15d Gerade die grundlegende Ausrichtung praktischer Vernunft nicht an einem bloße subjektive Neigung übersteigenden "Sollen", sondern am "Guten", wie es vernunftgeleitetem Streben gegenständlich ist, garantiert zwar nicht die Harmonie von Eigeninteresse und Interesse anderer, wohl aber, dass das Eigeninteresse auch das Interesse, das Wohl, des anderen einzuschließen vermag, - weil es eben Interesse am wahrhaft Guten ist. Die Relevanz von Moral und ihren Wahrheitsansprüchen für die Verfolgung meines persönlichen Interesses garantiert dann gerade die Universalisierbarkeit solcher Ansprüche, die Gemeinsamkeit der Interessen und damit eine grundlegende - wenn auch nicht notwendigerweise bruchlose - Verschränkung von Eigeninteresse und Moral. Freilich heißt dies nicht, sittliche Forderungen bzw. praktische Urteile seien wesentlich universal oder universalisierbar. Sie sind im Gegenteil partikulär, situationsgebunden, konkret und, wie Aristoteles sagt, "immer wieder anders". Aber gerade insofern praktische Urteile partikulare Handlungsurteile sind, sind sie wiederum gar nicht Thema der Moralphilosophie oder Ethik, sondern eben Gegenstand der handlungsleitenden Klugheit. Moralphilosophie beschäftigt sich gerade mit dem diesen zugrundeliegenden Allgemeinen, wodurch konkretes Urteilen und Handeln eben "moralisch" wird. Gerade deshalb muss sie sich allerdings auch mit den Grenzen des "moralisch Möglichen" beschäftigen, denn nichts kann positiv bestimmt werden, wenn es nicht zugleich auch ein- und abgegrenzt wird.
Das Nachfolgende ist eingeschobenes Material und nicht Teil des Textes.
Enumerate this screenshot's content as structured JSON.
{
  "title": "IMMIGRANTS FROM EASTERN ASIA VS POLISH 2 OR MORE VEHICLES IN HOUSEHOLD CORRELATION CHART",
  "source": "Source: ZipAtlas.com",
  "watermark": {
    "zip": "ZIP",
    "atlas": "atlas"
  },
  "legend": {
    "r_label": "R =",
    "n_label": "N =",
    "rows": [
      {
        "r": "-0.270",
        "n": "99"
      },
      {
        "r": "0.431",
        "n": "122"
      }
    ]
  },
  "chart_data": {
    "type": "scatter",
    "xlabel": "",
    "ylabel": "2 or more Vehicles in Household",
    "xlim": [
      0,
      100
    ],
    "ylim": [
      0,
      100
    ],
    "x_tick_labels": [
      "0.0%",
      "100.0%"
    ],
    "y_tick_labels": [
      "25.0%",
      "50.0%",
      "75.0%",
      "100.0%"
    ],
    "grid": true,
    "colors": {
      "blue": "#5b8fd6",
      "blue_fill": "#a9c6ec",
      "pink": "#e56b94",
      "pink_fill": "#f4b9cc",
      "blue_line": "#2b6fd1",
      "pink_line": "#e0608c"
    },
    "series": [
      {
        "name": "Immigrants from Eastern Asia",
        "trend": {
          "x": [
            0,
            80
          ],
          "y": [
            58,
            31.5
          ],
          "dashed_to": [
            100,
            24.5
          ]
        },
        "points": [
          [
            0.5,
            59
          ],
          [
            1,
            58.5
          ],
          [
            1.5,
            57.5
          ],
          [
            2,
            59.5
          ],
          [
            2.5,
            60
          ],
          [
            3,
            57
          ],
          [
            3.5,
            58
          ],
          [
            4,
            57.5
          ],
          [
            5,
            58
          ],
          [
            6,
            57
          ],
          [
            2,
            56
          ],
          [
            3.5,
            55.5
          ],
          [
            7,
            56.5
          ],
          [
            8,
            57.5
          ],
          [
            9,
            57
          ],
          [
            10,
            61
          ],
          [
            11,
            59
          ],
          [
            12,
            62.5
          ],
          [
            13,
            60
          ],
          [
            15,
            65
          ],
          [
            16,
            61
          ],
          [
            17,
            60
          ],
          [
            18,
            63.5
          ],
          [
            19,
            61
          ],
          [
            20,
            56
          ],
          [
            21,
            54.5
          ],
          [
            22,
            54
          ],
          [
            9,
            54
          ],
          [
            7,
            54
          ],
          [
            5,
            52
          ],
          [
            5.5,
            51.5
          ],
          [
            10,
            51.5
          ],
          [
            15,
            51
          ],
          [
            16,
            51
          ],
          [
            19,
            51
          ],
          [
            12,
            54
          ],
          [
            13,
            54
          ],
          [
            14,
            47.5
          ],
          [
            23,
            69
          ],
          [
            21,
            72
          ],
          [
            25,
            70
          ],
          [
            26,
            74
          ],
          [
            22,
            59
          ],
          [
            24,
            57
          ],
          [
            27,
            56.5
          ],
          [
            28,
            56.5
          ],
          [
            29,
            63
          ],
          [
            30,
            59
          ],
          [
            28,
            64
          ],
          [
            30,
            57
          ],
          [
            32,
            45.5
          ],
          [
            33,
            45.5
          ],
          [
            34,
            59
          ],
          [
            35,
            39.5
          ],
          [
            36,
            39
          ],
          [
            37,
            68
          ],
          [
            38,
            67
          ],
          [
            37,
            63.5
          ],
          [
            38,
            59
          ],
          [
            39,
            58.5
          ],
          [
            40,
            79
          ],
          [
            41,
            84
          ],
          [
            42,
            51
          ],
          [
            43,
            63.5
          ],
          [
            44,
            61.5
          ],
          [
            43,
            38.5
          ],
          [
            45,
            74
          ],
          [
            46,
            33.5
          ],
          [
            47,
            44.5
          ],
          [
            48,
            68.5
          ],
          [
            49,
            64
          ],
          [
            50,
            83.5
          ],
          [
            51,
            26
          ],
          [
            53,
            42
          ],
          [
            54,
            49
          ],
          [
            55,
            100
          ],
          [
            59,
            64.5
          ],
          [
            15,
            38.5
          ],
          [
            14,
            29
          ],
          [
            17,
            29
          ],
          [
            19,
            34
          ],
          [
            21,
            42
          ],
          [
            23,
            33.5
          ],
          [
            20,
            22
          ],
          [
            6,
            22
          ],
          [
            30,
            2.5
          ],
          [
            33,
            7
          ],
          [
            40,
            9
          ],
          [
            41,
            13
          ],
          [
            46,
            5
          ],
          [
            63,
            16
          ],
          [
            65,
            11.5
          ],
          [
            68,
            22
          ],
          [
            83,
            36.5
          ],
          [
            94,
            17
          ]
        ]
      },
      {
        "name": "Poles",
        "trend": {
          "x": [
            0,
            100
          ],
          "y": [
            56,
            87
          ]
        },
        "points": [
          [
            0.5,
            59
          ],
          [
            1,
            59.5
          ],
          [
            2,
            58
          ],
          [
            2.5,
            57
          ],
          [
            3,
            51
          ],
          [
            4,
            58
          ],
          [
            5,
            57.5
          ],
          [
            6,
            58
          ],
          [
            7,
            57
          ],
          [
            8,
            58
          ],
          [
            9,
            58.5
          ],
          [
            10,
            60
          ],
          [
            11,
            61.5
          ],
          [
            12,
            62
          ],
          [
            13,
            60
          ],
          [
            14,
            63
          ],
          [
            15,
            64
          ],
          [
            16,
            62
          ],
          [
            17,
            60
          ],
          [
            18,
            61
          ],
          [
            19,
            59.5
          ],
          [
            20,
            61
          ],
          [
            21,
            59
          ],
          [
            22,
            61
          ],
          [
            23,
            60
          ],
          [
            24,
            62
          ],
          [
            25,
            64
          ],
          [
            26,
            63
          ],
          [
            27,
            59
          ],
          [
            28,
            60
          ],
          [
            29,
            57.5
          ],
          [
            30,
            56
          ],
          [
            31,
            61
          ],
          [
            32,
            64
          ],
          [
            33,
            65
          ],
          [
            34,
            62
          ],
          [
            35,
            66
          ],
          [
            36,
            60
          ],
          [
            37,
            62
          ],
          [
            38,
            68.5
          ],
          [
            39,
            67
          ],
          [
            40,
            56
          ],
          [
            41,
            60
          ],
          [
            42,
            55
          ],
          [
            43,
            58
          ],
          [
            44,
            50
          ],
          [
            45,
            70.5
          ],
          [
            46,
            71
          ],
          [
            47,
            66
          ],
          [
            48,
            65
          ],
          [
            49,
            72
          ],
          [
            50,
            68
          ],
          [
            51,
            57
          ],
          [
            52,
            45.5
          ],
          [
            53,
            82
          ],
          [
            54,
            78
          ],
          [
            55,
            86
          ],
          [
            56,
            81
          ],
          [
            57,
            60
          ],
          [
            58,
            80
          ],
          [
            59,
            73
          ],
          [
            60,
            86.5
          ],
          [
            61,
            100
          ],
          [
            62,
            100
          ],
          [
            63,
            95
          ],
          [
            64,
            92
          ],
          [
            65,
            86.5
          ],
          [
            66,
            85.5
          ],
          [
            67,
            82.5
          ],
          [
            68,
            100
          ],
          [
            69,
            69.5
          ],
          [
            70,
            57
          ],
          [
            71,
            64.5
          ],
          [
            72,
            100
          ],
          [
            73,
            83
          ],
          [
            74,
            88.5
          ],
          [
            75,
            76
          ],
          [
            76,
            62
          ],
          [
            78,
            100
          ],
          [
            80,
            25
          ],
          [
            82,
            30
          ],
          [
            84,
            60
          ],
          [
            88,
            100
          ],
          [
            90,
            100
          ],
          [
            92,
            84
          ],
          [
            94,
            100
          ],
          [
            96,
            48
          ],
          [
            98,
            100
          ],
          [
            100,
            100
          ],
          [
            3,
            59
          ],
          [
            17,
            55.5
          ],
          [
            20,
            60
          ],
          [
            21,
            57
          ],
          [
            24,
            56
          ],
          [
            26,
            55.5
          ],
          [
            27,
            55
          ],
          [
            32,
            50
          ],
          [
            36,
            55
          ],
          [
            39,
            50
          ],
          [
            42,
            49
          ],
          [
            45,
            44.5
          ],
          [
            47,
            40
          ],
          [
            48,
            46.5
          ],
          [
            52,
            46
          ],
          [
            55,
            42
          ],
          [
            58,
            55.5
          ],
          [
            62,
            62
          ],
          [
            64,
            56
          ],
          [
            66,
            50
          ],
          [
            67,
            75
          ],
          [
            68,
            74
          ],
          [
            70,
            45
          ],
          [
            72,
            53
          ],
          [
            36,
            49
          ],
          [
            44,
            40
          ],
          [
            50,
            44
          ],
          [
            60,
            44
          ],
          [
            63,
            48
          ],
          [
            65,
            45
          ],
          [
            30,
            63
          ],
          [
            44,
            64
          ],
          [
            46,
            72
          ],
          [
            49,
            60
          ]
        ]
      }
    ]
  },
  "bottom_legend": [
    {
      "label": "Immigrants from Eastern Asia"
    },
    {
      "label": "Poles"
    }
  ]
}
Insofern sich Ethik mit moralischen Grenzen beschäftigt, wird sie auch zu konkreten Aussagen über "dürfen" und "nicht-dürfen" kommen. (Fs)

16a Die wahre, der Perspektive der Moral eigene Dichotomie ist deshalb jene zwischen bloßem subjektiven Schein des Guten und der Wahrheit dieses "Scheinens des Guten" vor der praktischen Vernunft. "Moral" steht nicht im Dienste der Überwindung oder Unterdrückung von Subjektivität (auch nicht empirischer und sinnlicher Subjektivität), sondern im Dienste ihrer Wahrheit, gerade auch - und dies ist mit einem kritischen Seitenblick auf Kant gesagt - der Wahrheit der durch unsere empirischen und sinnlichen Antriebe geprägten Subjektivität. Die Perspektive einer Moral, der es um solche "Wahrheit der Subjektivität" zu tun ist, ist immer jene des handelnden Subjekts, der "ersten Person"3. Was in den Blick kommen muss, ist gerade dieser Standpunkt des handelnden Menschen, - der immer und notwendigerweise auf ein Gutes und, da er doch in seinem Streben nach dem Guten kein Betrogener sein will, auf ein "in Wahrheit Gutes" aus ist -, sowie der diesen Standpunkt reflektierende ethische Diskurs. Die heutigen Bemühungen um "Ethik", vor allem wenn sie sich primär als Diskurs zur Begründung von "Normen" verstehen, leiden oft gerade darunter, dieser Perspektive nicht gerecht zu werden, trotz aller wertvollen Teileinsichten. Sie leiden unter dem Verlust der Frage nach dem Ethischen4. Dies ganz besonders, wenn Ethik nur noch beansprucht, formale Regeln zur Normenerzeugung begründen zu können, nicht aber materiale Inhalte und Werte, auf die sich solche Normen zu beziehen hätten und die imstande sind, auch praktische Orientierungsleistungen zu erbringen. Solche Orientierungsleistungen sind heute je länger je mehr gefragt und deshalb kann es auch nicht verwundern, dass sich philosophische Ethik heute wieder zunehmend dem Diskurs über Inhalte und Werte, die konkret-praktische Orientierungsleistungen zu erbringen vermögen, zuwendet. (Fs)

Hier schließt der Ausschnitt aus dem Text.